Le Maire said favoring French-made solar products over their foreign rivals was the goal of France’s “solar pact,” a new initiative to revive the wilting sector, which is losing out to heavily subsidized Chinese competition. The initiative technically encourages businesses to buy European panels, but Le Maire was explicit: He wants France to come first.
Le Maire’s urgings may run afoul of EU rules. In principle, the EU bans measures that favor one country’s companies over another for public contracts.
The move also comes shortly after the EU finalized the Net-Zero Industry Act (NZIA), which indirectly encourages EU countries to buy European solar panels, something France desired.

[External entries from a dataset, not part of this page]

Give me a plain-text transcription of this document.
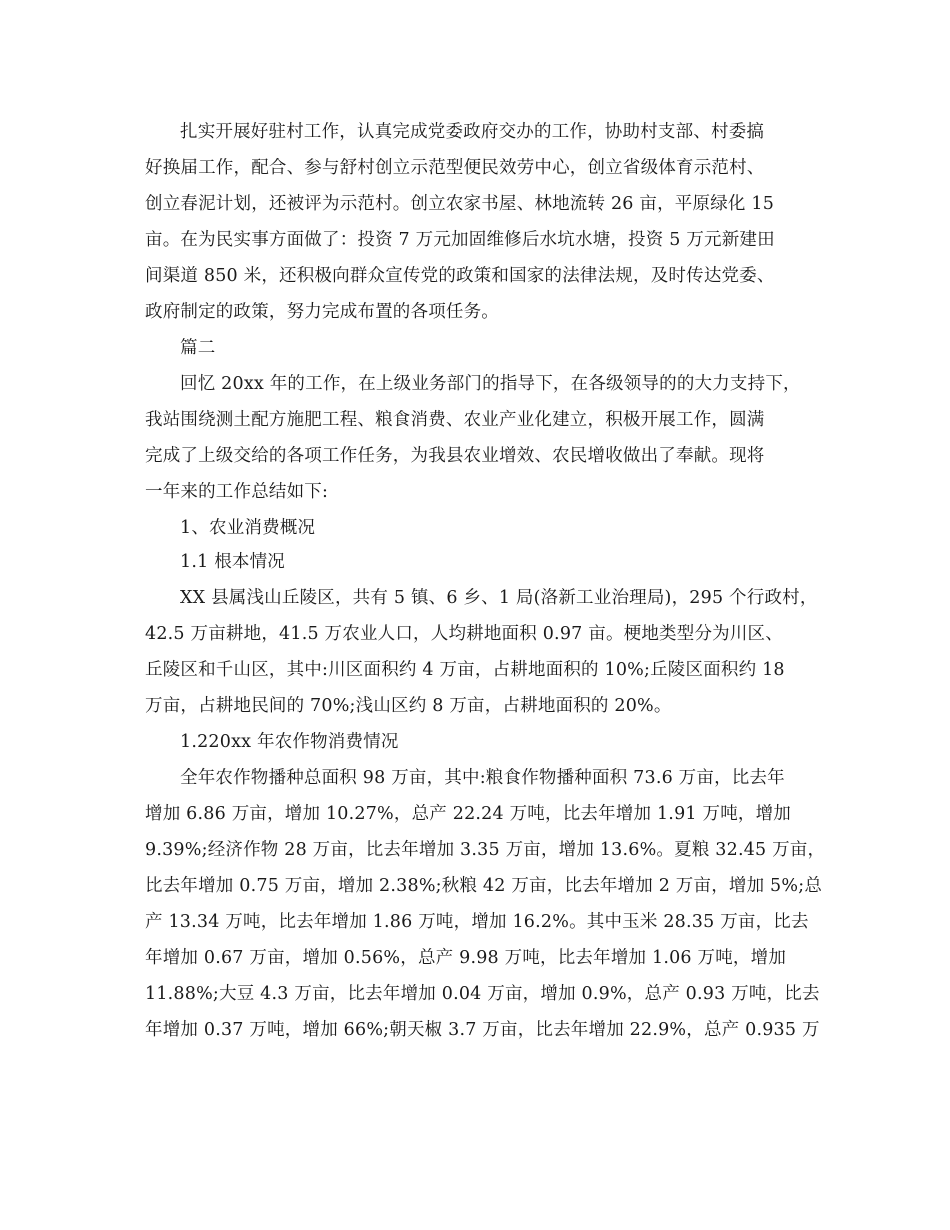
扎实开展好驻村工作，认真完成党委政府交办的工作，协助村支部、村委搞
好换届工作，配合、参与舒村创立示范型便民效劳中心，创立省级体育示范村、
创立春泥计划，还被评为示范村。创立农家书屋、林地流转 26 亩，平原绿化 15
亩。在为民实事方面做了：投资 7 万元加固维修后水坑水塘，投资 5 万元新建田
间渠道 850 米，还积极向群众宣传党的政策和国家的法律法规，及时传达党委、
政府制定的政策，努力完成布置的各项任务。
篇二
回忆 20xx 年的工作，在上级业务部门的指导下，在各级领导的的大力支持下，
我站围绕测土配方施肥工程、粮食消费、农业产业化建立，积极开展工作，圆满
完成了上级交给的各项工作任务，为我县农业增效、农民增收做出了奉献。现将
一年来的工作总结如下:
1、农业消费概况
1.1 根本情况
XX 县属浅山丘陵区，共有 5 镇、6 乡、1 局(洛新工业治理局)，295 个行政村，
42.5 万亩耕地，41.5 万农业人口，人均耕地面积 0.97 亩。梗地类型分为川区、
丘陵区和千山区，其中:川区面积约 4 万亩，占耕地面积的 10%;丘陵区面积约 18
万亩，占耕地民间的 70%;浅山区约 8 万亩，占耕地面积的 20%。
1.220xx 年农作物消费情况
全年农作物播种总面积 98 万亩，其中:粮食作物播种面积 73.6 万亩，比去年
增加 6.86 万亩，增加 10.27%，总产 22.24 万吨，比去年增加 1.91 万吨，增加
9.39%;经济作物 28 万亩，比去年增加 3.35 万亩，增加 13.6%。夏粮 32.45 万亩，
比去年增加 0.75 万亩，增加 2.38%;秋粮 42 万亩，比去年增加 2 万亩，增加 5%;总
产 13.34 万吨，比去年增加 1.86 万吨，增加 16.2%。其中玉米 28.35 万亩，比去
年增加 0.67 万亩，增加 0.56%，总产 9.98 万吨，比去年增加 1.06 万吨，增加
11.88%;大豆 4.3 万亩，比去年增加 0.04 万亩，增加 0.9%，总产 0.93 万吨，比去
年增加 0.37 万吨，增加 66%;朝天椒 3.7 万亩，比去年增加 22.9%，总产 0.935 万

France wants to produce 40 percent of the solar panels it uses locally, Le Maire said, presenting it as an NZIA goal. However, the EU law set production targets for the entire bloc, not individual countries.
France is also providing state aid to several solar projects in the country, including tax credits worth up to €200 million for two solar panel factories. And it’s easing rules to install solar panels on farmland.
In parallel, the European Commission earlier this week launched a probe into Chinese-owned solar power in Romania over alleged illegal subsidies.